А с возрастом пришла пора утрат –
Текут теперь обратные проценты.
По завещанью вклад не передать,
Не подарить. И жизнь уйдет в забвенье.
Но для чего-то ж были накопленья?
Иль для Кого? И что по вкладу ждать?
НОВОСЕЛЬЕ
Вид этого зданья всегда был уныл:
Смотрелось приземисто-низко,
Но бойко, бывало, народ заходил,
Когда оформлялась подписка.
Потом перестройка согнула страну,
Деньжонок на хлеб не хватало.
Подписка корытом нырнула ко дну,
А зданье с тех пор пустовало.
Что было, то было.

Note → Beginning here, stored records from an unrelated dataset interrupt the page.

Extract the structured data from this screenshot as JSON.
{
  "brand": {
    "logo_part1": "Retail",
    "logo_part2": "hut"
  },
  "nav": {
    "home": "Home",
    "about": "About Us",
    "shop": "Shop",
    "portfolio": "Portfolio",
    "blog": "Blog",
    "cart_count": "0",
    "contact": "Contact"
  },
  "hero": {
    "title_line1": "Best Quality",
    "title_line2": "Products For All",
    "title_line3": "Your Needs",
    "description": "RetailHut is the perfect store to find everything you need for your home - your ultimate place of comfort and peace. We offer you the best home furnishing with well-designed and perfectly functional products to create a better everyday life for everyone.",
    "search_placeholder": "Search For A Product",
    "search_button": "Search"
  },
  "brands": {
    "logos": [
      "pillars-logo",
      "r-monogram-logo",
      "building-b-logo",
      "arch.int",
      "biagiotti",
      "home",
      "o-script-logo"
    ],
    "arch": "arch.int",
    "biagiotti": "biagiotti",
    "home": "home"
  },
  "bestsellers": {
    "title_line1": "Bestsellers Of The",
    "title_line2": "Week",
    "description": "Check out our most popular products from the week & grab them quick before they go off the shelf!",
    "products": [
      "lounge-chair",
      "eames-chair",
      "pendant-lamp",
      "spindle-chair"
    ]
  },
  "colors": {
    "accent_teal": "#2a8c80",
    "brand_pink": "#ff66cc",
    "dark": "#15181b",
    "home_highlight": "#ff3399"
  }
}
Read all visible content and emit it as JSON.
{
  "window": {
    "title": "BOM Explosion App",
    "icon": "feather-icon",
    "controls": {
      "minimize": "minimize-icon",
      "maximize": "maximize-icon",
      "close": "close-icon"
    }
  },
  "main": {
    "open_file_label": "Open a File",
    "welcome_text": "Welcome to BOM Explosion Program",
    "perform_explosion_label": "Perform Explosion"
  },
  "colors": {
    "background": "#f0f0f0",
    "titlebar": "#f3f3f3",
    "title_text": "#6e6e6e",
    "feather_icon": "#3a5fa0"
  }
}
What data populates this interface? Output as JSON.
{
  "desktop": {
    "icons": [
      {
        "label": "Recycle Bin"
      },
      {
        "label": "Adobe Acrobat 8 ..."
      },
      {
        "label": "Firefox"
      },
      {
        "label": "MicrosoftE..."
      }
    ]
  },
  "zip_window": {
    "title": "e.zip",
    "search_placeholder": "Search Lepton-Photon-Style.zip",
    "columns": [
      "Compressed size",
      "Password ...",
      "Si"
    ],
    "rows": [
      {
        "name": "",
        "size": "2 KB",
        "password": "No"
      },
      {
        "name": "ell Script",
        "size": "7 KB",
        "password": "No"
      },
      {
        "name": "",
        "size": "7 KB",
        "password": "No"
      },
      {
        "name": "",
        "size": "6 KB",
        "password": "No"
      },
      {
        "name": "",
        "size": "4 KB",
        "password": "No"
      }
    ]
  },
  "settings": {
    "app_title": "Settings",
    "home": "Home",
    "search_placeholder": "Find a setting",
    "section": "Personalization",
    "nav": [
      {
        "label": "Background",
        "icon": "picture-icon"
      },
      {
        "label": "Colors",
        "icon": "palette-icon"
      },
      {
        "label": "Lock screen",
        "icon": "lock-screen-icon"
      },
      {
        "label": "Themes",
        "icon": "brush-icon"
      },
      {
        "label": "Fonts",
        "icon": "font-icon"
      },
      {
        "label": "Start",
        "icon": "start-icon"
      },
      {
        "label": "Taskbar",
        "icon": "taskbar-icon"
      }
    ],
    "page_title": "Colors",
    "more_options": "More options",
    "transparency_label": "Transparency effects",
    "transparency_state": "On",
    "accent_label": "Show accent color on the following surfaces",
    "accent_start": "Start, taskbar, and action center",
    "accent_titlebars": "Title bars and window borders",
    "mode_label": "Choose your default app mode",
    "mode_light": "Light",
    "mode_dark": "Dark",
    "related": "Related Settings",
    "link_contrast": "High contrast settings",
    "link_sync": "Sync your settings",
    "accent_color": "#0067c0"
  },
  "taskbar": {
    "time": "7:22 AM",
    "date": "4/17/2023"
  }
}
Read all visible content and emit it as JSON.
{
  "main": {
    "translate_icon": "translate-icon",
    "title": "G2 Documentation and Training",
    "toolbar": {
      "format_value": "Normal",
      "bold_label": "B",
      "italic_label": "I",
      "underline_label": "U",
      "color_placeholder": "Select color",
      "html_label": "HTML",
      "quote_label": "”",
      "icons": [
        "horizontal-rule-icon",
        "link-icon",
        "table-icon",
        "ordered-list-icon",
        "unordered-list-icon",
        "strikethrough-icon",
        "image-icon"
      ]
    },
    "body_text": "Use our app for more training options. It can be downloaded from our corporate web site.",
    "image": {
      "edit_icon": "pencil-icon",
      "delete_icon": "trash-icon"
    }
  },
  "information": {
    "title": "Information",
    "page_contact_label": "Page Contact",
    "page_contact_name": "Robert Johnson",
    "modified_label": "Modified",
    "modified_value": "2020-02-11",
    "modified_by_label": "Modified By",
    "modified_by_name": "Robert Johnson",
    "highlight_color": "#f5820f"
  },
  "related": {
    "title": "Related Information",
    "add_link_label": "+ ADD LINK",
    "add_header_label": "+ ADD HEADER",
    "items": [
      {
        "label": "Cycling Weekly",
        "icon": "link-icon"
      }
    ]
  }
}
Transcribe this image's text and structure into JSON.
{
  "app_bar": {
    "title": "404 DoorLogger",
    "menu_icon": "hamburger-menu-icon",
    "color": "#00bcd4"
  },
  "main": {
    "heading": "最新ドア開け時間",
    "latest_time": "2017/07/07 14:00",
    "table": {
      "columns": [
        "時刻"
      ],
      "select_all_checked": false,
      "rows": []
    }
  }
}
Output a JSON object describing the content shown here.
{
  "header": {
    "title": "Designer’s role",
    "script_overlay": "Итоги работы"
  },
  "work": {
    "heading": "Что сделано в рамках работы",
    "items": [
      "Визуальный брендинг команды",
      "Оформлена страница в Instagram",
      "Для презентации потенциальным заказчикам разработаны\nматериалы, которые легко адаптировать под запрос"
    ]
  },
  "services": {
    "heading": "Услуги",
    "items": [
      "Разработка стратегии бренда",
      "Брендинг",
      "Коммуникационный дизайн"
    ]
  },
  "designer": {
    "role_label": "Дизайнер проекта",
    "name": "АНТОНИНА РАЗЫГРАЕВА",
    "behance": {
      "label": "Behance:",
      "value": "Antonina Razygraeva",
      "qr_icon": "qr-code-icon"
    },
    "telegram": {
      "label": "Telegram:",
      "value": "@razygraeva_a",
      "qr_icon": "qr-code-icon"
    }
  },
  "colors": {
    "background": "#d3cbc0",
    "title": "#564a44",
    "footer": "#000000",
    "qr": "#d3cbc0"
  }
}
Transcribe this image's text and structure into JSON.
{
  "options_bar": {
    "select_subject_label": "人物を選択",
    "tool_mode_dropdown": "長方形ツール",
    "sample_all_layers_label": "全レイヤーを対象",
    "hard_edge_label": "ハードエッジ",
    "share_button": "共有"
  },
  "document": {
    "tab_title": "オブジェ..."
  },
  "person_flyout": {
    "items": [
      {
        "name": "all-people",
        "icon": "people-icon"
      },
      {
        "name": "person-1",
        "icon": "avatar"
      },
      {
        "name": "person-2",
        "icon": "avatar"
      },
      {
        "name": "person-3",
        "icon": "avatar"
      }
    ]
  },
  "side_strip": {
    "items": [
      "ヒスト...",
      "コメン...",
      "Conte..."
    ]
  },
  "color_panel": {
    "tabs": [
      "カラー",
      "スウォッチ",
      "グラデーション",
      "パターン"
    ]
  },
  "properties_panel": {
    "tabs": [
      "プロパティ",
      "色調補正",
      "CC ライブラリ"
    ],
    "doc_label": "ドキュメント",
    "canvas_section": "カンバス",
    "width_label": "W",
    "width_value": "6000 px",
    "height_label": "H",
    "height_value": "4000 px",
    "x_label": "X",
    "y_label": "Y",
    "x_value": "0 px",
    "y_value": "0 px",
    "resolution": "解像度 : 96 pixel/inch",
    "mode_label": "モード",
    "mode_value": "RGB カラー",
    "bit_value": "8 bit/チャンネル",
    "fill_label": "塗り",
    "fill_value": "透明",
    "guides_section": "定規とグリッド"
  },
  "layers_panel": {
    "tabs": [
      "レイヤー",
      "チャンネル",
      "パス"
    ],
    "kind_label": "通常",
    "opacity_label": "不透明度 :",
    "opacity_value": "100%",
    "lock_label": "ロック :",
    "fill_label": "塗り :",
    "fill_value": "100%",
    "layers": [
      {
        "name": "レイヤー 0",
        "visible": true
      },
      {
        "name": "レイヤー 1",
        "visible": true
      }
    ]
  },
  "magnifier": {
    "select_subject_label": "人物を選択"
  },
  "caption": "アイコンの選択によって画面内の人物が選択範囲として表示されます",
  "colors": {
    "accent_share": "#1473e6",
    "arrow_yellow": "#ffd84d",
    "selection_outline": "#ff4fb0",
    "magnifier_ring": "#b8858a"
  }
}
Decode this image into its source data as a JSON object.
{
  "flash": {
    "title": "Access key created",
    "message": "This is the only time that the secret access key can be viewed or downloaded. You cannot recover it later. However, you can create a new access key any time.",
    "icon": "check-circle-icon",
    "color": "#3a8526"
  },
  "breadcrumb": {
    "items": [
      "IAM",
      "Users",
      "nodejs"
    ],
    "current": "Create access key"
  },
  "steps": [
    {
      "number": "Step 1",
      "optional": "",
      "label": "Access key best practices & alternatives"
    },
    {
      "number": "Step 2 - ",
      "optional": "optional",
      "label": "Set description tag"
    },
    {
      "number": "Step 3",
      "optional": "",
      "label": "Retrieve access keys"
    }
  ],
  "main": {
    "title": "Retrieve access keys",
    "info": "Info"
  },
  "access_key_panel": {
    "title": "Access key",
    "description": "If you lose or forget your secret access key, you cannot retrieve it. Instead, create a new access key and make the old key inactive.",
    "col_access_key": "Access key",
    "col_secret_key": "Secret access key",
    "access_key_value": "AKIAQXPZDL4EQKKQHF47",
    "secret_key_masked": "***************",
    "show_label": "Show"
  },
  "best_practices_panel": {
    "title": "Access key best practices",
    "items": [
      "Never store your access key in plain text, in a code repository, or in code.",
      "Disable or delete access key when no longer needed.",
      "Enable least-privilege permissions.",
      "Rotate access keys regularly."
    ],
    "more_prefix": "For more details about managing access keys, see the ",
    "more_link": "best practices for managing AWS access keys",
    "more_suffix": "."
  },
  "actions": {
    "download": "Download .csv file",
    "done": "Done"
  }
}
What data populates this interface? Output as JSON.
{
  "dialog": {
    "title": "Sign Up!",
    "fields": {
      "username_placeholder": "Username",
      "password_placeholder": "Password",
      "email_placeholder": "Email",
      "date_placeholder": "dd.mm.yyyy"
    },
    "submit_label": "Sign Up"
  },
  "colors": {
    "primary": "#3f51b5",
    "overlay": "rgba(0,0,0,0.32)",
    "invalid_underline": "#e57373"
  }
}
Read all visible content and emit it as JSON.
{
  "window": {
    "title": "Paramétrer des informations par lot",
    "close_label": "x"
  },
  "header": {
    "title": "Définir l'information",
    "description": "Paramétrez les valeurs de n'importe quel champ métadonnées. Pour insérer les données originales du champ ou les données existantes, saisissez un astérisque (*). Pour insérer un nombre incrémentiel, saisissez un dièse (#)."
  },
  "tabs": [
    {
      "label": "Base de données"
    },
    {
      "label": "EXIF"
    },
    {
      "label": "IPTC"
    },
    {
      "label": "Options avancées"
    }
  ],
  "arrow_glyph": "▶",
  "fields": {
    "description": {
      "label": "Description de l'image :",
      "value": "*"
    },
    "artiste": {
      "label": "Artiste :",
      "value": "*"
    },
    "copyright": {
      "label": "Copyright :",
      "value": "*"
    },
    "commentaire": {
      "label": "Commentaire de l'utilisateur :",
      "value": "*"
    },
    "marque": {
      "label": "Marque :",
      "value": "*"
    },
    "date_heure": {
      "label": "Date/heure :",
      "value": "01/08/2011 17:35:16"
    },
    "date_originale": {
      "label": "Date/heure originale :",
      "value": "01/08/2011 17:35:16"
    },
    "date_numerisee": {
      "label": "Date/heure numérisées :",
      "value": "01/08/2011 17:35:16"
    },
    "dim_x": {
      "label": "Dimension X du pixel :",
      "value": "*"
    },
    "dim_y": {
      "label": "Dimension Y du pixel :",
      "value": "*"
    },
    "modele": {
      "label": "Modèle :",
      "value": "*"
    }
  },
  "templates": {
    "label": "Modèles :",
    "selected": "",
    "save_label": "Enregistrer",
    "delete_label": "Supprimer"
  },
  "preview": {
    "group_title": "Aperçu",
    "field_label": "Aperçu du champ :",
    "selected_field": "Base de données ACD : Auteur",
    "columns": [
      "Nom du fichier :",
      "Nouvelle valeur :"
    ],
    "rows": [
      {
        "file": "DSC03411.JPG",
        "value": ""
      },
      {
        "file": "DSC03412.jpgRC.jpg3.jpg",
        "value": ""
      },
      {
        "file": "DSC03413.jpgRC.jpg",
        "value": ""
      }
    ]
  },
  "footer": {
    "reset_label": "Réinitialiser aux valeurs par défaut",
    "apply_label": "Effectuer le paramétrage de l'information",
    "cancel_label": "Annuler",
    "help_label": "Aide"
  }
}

В нем снова теперь
Для города ладят обновку.
На лад современный – широкая дверь,
И в модный кирпич – облицовка.
На розовой крыше задержится взгляд,
На сказочных окнах зеркальных,
Но мрачность осталась: бюро, говорят,
Здесь будет услуг ритуальных.
И скоро заявкам откроется счет,
И кто-то – почетный нежитель –
Незримо в бюро за услугой зайдет,
Как первый его посетитель.
И ленту разрежут. Но что пожелать
Цветному нарядному зданью?
Поменьше работы? Но как увязать
Простой на пути к процветанью?!
Пыталась нас жизнь много раз закалить,
Однако не стали мы сталью.
Всему есть предел… Но не будем спешить
Под розовый кров, в зазеркалье.
В МИР ИНОЙ
Под занавес земных хлопот
Шепчу неслышно: «Наконец-то…»
Из тайны в тайну переход
Настал. Душа летит на место.
Где - место? Жил, как довелось,
А ладно ли – Господь рассудит.
Лечу - в надежде на «авось»,
С привычной мыслью: «Будь, что будет…»
***
Впереди замаячил последний привал.
Вот дойду – и на что жизнь потрачена?
Сброшу наземь рюкзак. По пути подбирал –
Сортируй теперь всякую всячину!
Только что там, средь сбитой на дне чепухи
В рюкзачишке блеснуло мне стареньком?
Не сгодится ль? Прижатые жизнью стихи
Светят снизу включенным фонариком…
КАК ТАМ НАШИ?
Он каждый телефонный разговор
Заканчивал вопросом: как там наши?
В виду имея: кто до этих пор
Не смог дожить, испив из смертной чаши?
Такой вот в интересах был наклон,
Но я его ничуть не осуждаю.
И вот ушел. И похоронен он
В подкоп к могилкам родственников, с краю.
Смогла природа напрочь разделить
Тот свет и жизни бравурные марши,
А будь не так, хотелось бы спросить
Ушедшего в тот мир: «Ну, как там наши?»